It is important to appreciate that there are two different ways in which the z-statistic can be changed between [OLS] and [MCMC]. The first was demonstrated in (1), in that by taking into account lower-level covariances and their heterogeneity, a substantial increase in higher-level z-statistic is possible. This is due to the fact that the heterogeneity of the lower-level covariances is effectively used to weight the summary statistic data to give more efficient estimates (resulting in reduced top-level regression parameter variance).
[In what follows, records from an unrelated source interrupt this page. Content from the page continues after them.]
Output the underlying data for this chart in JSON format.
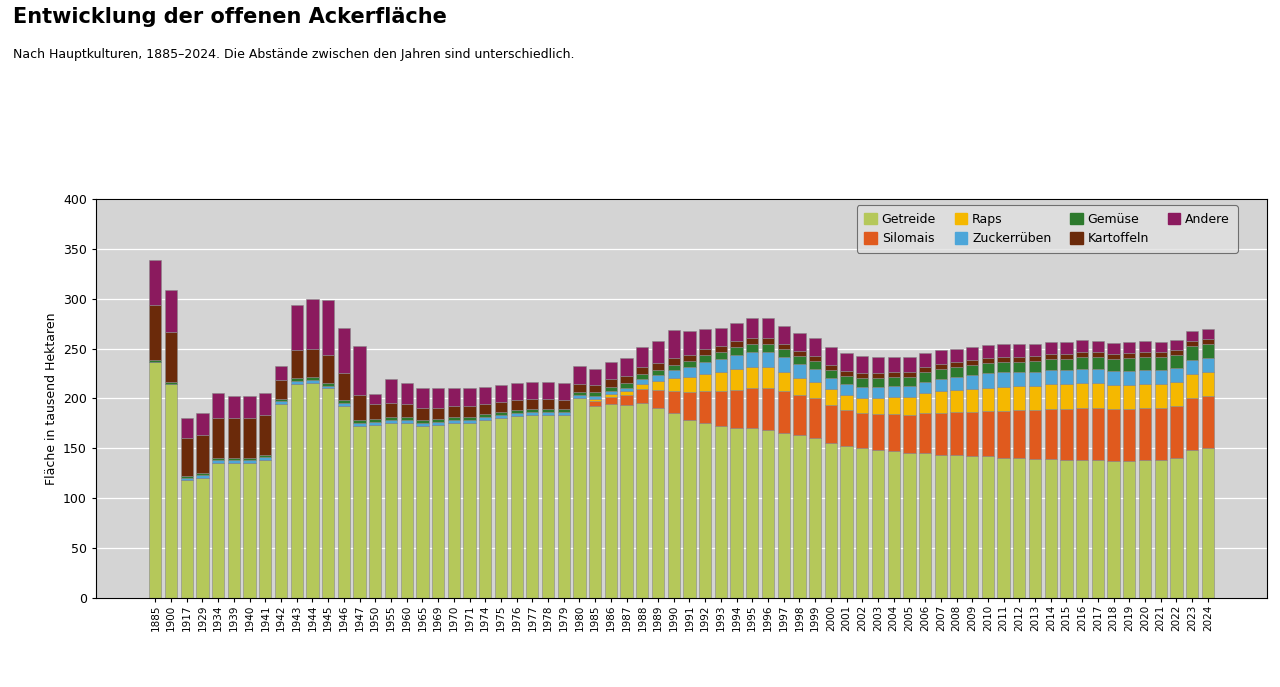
{
  "title": "Entwicklung der offenen Ackerfläche",
  "subtitle": "Nach Hauptkulturen, 1885–2024. Die Abstände zwischen den Jahren sind unterschiedlich.",
  "ylabel": "Fläche in tausend Hektaren",
  "ylim": [
    0,
    400
  ],
  "yticks": [
    0,
    50,
    100,
    150,
    200,
    250,
    300,
    350,
    400
  ],
  "legend_labels": [
    "Getreide",
    "Silomais",
    "Raps",
    "Zuckerrüben",
    "Gemüse",
    "Kartoffeln",
    "Andere"
  ],
  "colors": {
    "Getreide": "#b5c85a",
    "Silomais": "#e05a1e",
    "Raps": "#f5b800",
    "Zuckerrüben": "#4da6d9",
    "Gemüse": "#2d7a2d",
    "Kartoffeln": "#6b2a0a",
    "Andere": "#8b1a5e"
  },
  "years": [
    1885,
    1900,
    1917,
    1929,
    1934,
    1939,
    1940,
    1941,
    1942,
    1943,
    1944,
    1945,
    1946,
    1947,
    1950,
    1955,
    1960,
    1965,
    1969,
    1970,
    1971,
    1974,
    1975,
    1976,
    1977,
    1978,
    1979,
    1980,
    1985,
    1986,
    1987,
    1988,
    1989,
    1990,
    1991,
    1992,
    1993,
    1994,
    1995,
    1996,
    1997,
    1998,
    1999,
    2000,
    2001,
    2002,
    2003,
    2004,
    2005,
    2006,
    2007,
    2008,
    2009,
    2010,
    2011,
    2012,
    2013,
    2014,
    2015,
    2016,
    2017,
    2018,
    2019,
    2020,
    2021,
    2022,
    2023,
    2024
  ],
  "data": {
    "Getreide": [
      237,
      215,
      118,
      120,
      135,
      135,
      135,
      138,
      194,
      215,
      216,
      210,
      192,
      172,
      173,
      175,
      175,
      172,
      173,
      175,
      175,
      178,
      180,
      182,
      183,
      183,
      183,
      200,
      192,
      194,
      193,
      195,
      190,
      185,
      178,
      175,
      172,
      170,
      170,
      168,
      165,
      163,
      160,
      155,
      152,
      150,
      148,
      147,
      145,
      145,
      143,
      143,
      142,
      142,
      140,
      140,
      139,
      139,
      138,
      138,
      138,
      137,
      137,
      138,
      138,
      140,
      148,
      150
    ],
    "Silomais": [
      0,
      0,
      0,
      0,
      0,
      0,
      0,
      0,
      0,
      0,
      0,
      0,
      0,
      0,
      0,
      0,
      0,
      0,
      0,
      0,
      0,
      0,
      0,
      0,
      0,
      0,
      0,
      0,
      5,
      7,
      10,
      14,
      18,
      22,
      28,
      32,
      35,
      38,
      40,
      42,
      42,
      40,
      40,
      38,
      36,
      35,
      36,
      37,
      38,
      40,
      42,
      43,
      44,
      45,
      47,
      48,
      49,
      50,
      51,
      52,
      52,
      52,
      52,
      52,
      52,
      52,
      52,
      52
    ],
    "Raps": [
      0,
      0,
      0,
      0,
      0,
      0,
      0,
      0,
      0,
      0,
      0,
      0,
      0,
      0,
      0,
      0,
      0,
      0,
      0,
      0,
      0,
      0,
      0,
      0,
      0,
      0,
      0,
      0,
      2,
      3,
      4,
      6,
      10,
      14,
      16,
      18,
      20,
      22,
      22,
      22,
      20,
      18,
      17,
      16,
      15,
      15,
      16,
      17,
      18,
      20,
      22,
      22,
      23,
      24,
      25,
      25,
      25,
      26,
      26,
      26,
      26,
      25,
      25,
      25,
      25,
      25,
      25,
      25
    ],
    "Zuckerrüben": [
      0,
      0,
      2,
      3,
      3,
      3,
      3,
      3,
      3,
      3,
      3,
      3,
      3,
      3,
      3,
      3,
      3,
      3,
      3,
      3,
      3,
      3,
      3,
      3,
      3,
      3,
      3,
      3,
      3,
      3,
      4,
      5,
      6,
      8,
      10,
      12,
      13,
      14,
      15,
      15,
      15,
      14,
      13,
      12,
      12,
      12,
      12,
      12,
      12,
      12,
      13,
      14,
      15,
      15,
      15,
      14,
      14,
      14,
      14,
      14,
      14,
      14,
      14,
      14,
      14,
      14,
      14,
      14
    ],
    "Gemüse": [
      2,
      2,
      2,
      2,
      2,
      2,
      2,
      2,
      2,
      3,
      3,
      3,
      3,
      3,
      3,
      3,
      3,
      3,
      3,
      3,
      3,
      3,
      3,
      3,
      3,
      3,
      3,
      3,
      4,
      5,
      5,
      5,
      5,
      5,
      6,
      7,
      7,
      8,
      8,
      8,
      8,
      8,
      8,
      8,
      8,
      9,
      9,
      9,
      9,
      10,
      10,
      10,
      10,
      10,
      10,
      10,
      11,
      11,
      11,
      12,
      12,
      12,
      13,
      13,
      13,
      13,
      14,
      14
    ],
    "Kartoffeln": [
      55,
      50,
      38,
      38,
      40,
      40,
      40,
      40,
      20,
      28,
      28,
      28,
      28,
      25,
      15,
      14,
      13,
      12,
      11,
      11,
      11,
      10,
      10,
      10,
      10,
      10,
      9,
      9,
      8,
      8,
      7,
      7,
      7,
      7,
      6,
      6,
      6,
      6,
      6,
      6,
      5,
      5,
      5,
      5,
      5,
      5,
      5,
      5,
      5,
      5,
      5,
      5,
      5,
      5,
      5,
      5,
      5,
      5,
      5,
      5,
      5,
      5,
      5,
      5,
      5,
      5,
      5,
      5
    ],
    "Andere": [
      45,
      42,
      20,
      22,
      25,
      22,
      22,
      22,
      14,
      45,
      50,
      55,
      45,
      50,
      10,
      25,
      22,
      20,
      20,
      18,
      18,
      18,
      18,
      18,
      18,
      18,
      18,
      18,
      16,
      17,
      18,
      20,
      22,
      28,
      24,
      20,
      18,
      18,
      20,
      20,
      18,
      18,
      18,
      18,
      18,
      17,
      16,
      15,
      15,
      14,
      14,
      13,
      13,
      13,
      13,
      13,
      12,
      12,
      12,
      12,
      11,
      11,
      11,
      11,
      10,
      10,
      10,
      10
    ]
  },
  "background_color": "#d4d4d4",
  "bar_edge_color": "#888888",
  "bar_linewidth": 0.4
}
This is analogous to the way in which prewhitening is used in first-level analyses to weight the regression parameter estimation to give more efficient estimators (25).
(1) were unable to demonstrate the second way in which the z-statistic can be changed between [OLS] and [MCMC], because they assumed that variances were known. In this paper, when we estimate the higher-level variances, they are constrained to be positive. This overcomes the well-known ``negative variance'' problem in OLS (19), by forcing the total variance to be greater than it would be in the OLS case. This increased variance translates into lower z-statistics in voxels which would have suffered from this problem.
In summary, we have two ways in which z-statistics can change between [OLS] and [MCMC]. Firstly, they can increase due to increased efficiency from using lower-level variance heterogeneity. Secondly, they can decrease due to the higher-level variance being constrained to be positive.